It has now been irrevocably proved that our lower House of Legislature is not sacrosanct. A clear message has been sent to the nation that anything uttered on its august floor must never be accepted as the truth, but a political statement or in simpler terms – a lie. By implication therefore, gone is the credibility of any law passed therein as well as that of the annual national budget. Since legislators and political leaders are required to be role models, we are now being taught that lying is good – that corruption and perfidy are noble pursuits.

As if dissatisfied with the level of dignity and character being demonstrated by the ruling party’s spokespeople, all norms of decency were trampled underfoot by a sitting minister, who used language (and that too on the Supreme Court premises) that violated the lowest form of decency. What the speaker failed to comprehend (and perhaps will never do so) was that his words would expose his own moral failings than harm the person being targeted. I for one would not be surprised if the new Chief Justice categorises the reported language used within earshot of the Apex Court as contempt.

We as a nation are suffering from hunger – hunger to get rich in the shortest possible time no matter what the route; hunger to obtain and retain power, tossing all vestiges of morality to the four winds and hungry for anything we can obtain free without hard work. This hunger has made us gluttonous, a stark example of which can be seen in ostentatious four wheelers, weddings and homes. Believe it or not, but in a recent marriage, the guest list was filtered on the criterion of owning SUVs, so that the ‘baraat’ would be composed of this elite brand of transportation. Our gluttony is also visible during wedding or political dinners, where a stampede usually occurs towards food stations, much to the envy of vultures fighting for carrion.

A stage has arrived, where we have seriously begun to question if democracy is really suitable for a nation such as ours, where indicators such as literacy, law and order, industrialisation, per capita income etc. are abysmally low. There is a very large segment of educated middle class people, who are of the opinion that what we need is a dictator, who can ruthlessly enforce the rule of law and merit. Under prevailing conditions, this notion appears very attractive, but where are we to find a ‘benign dictator’, with unimpeachable credentials. The very notion reflects the frustration besetting the Pakistani nation and requires a serious rethink of our political direction.

The closest we can come to a one-man rule, while retaining a democratic norm, is a unicameral presidential system. The core features of such a system include election of the President on adult franchise and his investment with the combined powers currently resting with the Head of the Executive and the Head of State. This would also prevent the elected individual from falling hostage to the goodwill of the legislature, as is happening in the current system. The presidential cabinet could then be a mix of technocrats and politicians with impeccable antecedents and checks and balances maintained by forging a triumvirate relationship between the Executive i.e. The President, the Supreme Court and the Legislature (as has been done in the United States).

I have been witness to something that resembled such a system, which put Pakistan in a position of envy amongst the comity of nations during the Ayub Khan era, so much so that South Korea borrowed our model to become an East Asian industrial giant.

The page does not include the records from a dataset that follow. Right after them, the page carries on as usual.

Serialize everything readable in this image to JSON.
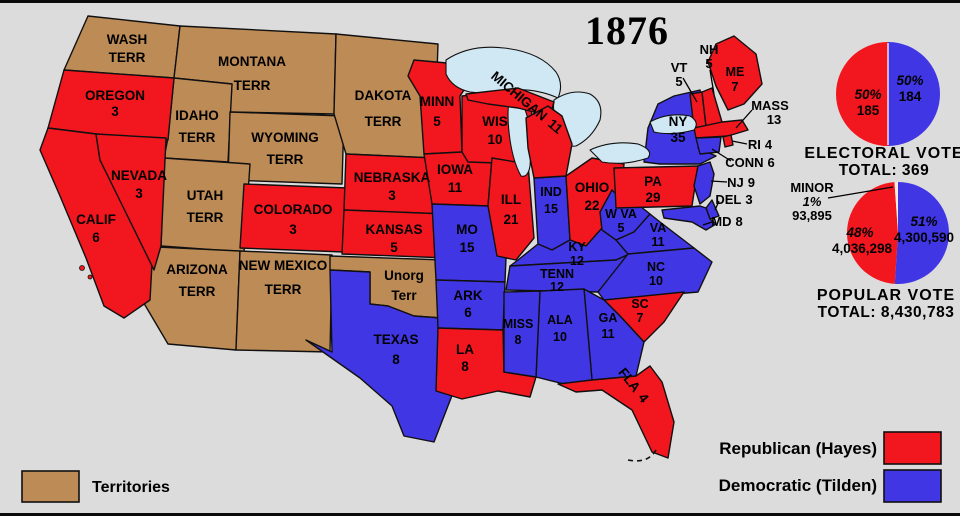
{
  "title": "1876",
  "colors": {
    "republican": "#f2161e",
    "democratic": "#4136e4",
    "territory": "#bd8b55",
    "water": "#cfe8f4",
    "background": "#dcdcdc",
    "minor": "#f0ede4"
  },
  "legend": {
    "territories": "Territories",
    "republican": "Republican (Hayes)",
    "democratic": "Democratic (Tilden)"
  },
  "electoral_vote": {
    "heading": "ELECTORAL VOTE",
    "total": "TOTAL: 369",
    "republican": {
      "pct": "50%",
      "value": "185",
      "share": 50.14
    },
    "democratic": {
      "pct": "50%",
      "value": "184",
      "share": 49.86
    }
  },
  "popular_vote": {
    "heading": "POPULAR VOTE",
    "total": "TOTAL: 8,430,783",
    "republican": {
      "pct": "48%",
      "value": "4,036,298",
      "share": 47.9
    },
    "democratic": {
      "pct": "51%",
      "value": "4,300,590",
      "share": 51.0
    },
    "minor": {
      "label": "MINOR",
      "pct": "1%",
      "value": "93,895",
      "share": 1.1
    }
  },
  "states": {
    "oregon": {
      "name": "OREGON",
      "votes": "3",
      "party": "republican"
    },
    "calif": {
      "name": "CALIF",
      "votes": "6",
      "party": "republican"
    },
    "nevada": {
      "name": "NEVADA",
      "votes": "3",
      "party": "republican"
    },
    "colorado": {
      "name": "COLORADO",
      "votes": "3",
      "party": "republican"
    },
    "nebraska": {
      "name": "NEBRASKA",
      "votes": "3",
      "party": "republican"
    },
    "kansas": {
      "name": "KANSAS",
      "votes": "5",
      "party": "republican"
    },
    "texas": {
      "name": "TEXAS",
      "votes": "8",
      "party": "democratic"
    },
    "minn": {
      "name": "MINN",
      "votes": "5",
      "party": "republican"
    },
    "iowa": {
      "name": "IOWA",
      "votes": "11",
      "party": "republican"
    },
    "missouri": {
      "name": "MO",
      "votes": "15",
      "party": "democratic"
    },
    "ark": {
      "name": "ARK",
      "votes": "6",
      "party": "democratic"
    },
    "louisiana": {
      "name": "LA",
      "votes": "8",
      "party": "republican"
    },
    "wis": {
      "name": "WIS",
      "votes": "10",
      "party": "republican"
    },
    "illinois": {
      "name": "ILL",
      "votes": "21",
      "party": "republican"
    },
    "michigan": {
      "name": "MICHIGAN",
      "votes": "11",
      "party": "republican"
    },
    "indiana": {
      "name": "IND",
      "votes": "15",
      "party": "democratic"
    },
    "ohio": {
      "name": "OHIO",
      "votes": "22",
      "party": "republican"
    },
    "kentucky": {
      "name": "KY",
      "votes": "12",
      "party": "democratic"
    },
    "tennessee": {
      "name": "TENN",
      "votes": "12",
      "party": "democratic"
    },
    "wv": {
      "name": "W VA",
      "votes": "5",
      "party": "democratic"
    },
    "va": {
      "name": "VA",
      "votes": "11",
      "party": "democratic"
    },
    "nc": {
      "name": "NC",
      "votes": "10",
      "party": "democratic"
    },
    "sc": {
      "name": "SC",
      "votes": "7",
      "party": "republican"
    },
    "georgia": {
      "name": "GA",
      "votes": "11",
      "party": "democratic"
    },
    "alabama": {
      "name": "ALA",
      "votes": "10",
      "party": "democratic"
    },
    "miss": {
      "name": "MISS",
      "votes": "8",
      "party": "democratic"
    },
    "florida": {
      "name": "FLA",
      "votes": "4",
      "party": "republican"
    },
    "pa": {
      "name": "PA",
      "votes": "29",
      "party": "republican"
    },
    "ny": {
      "name": "NY",
      "votes": "35",
      "party": "democratic"
    },
    "nj": {
      "name": "NJ",
      "votes": "9",
      "party": "democratic"
    },
    "del": {
      "name": "DEL",
      "votes": "3",
      "party": "democratic"
    },
    "md": {
      "name": "MD",
      "votes": "8",
      "party": "democratic"
    },
    "conn": {
      "name": "CONN",
      "votes": "6",
      "party": "democratic"
    },
    "ri": {
      "name": "RI",
      "votes": "4",
      "party": "republican"
    },
    "mass": {
      "name": "MASS",
      "votes": "13",
      "party": "republican"
    },
    "vt": {
      "name": "VT",
      "votes": "5",
      "party": "republican"
    },
    "nh": {
      "name": "NH",
      "votes": "5",
      "party": "republican"
    },
    "maine": {
      "name": "ME",
      "votes": "7",
      "party": "republican"
    }
  },
  "territories": {
    "wash": {
      "line1": "WASH",
      "line2": "TERR"
    },
    "montana": {
      "line1": "MONTANA",
      "line2": "TERR"
    },
    "idaho": {
      "line1": "IDAHO",
      "line2": "TERR"
    },
    "wyoming": {
      "line1": "WYOMING",
      "line2": "TERR"
    },
    "dakota": {
      "line1": "DAKOTA",
      "line2": "TERR"
    },
    "utah": {
      "line1": "UTAH",
      "line2": "TERR"
    },
    "arizona": {
      "line1": "ARIZONA",
      "line2": "TERR"
    },
    "new_mexico": {
      "line1": "NEW MEXICO",
      "line2": "TERR"
    },
    "unorg": {
      "line1": "Unorg",
      "line2": "Terr"
    }
  }
}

Sadly enough, our own system collapsed due to a lack of checks and balances and a leader whose resolve was weakened by the machinations of political advisors.

It is now time that our rulers picked up and read the history and causes of political change. It is time that they emerged from the cocoon that detaches them from reality and the pulse of the people. It is time that delusions of grandeur and dynastic succession, of the myth of indispensability are set aside and a pragmatic down to earth introspective exercise is undertaken to set matters right before it is too late.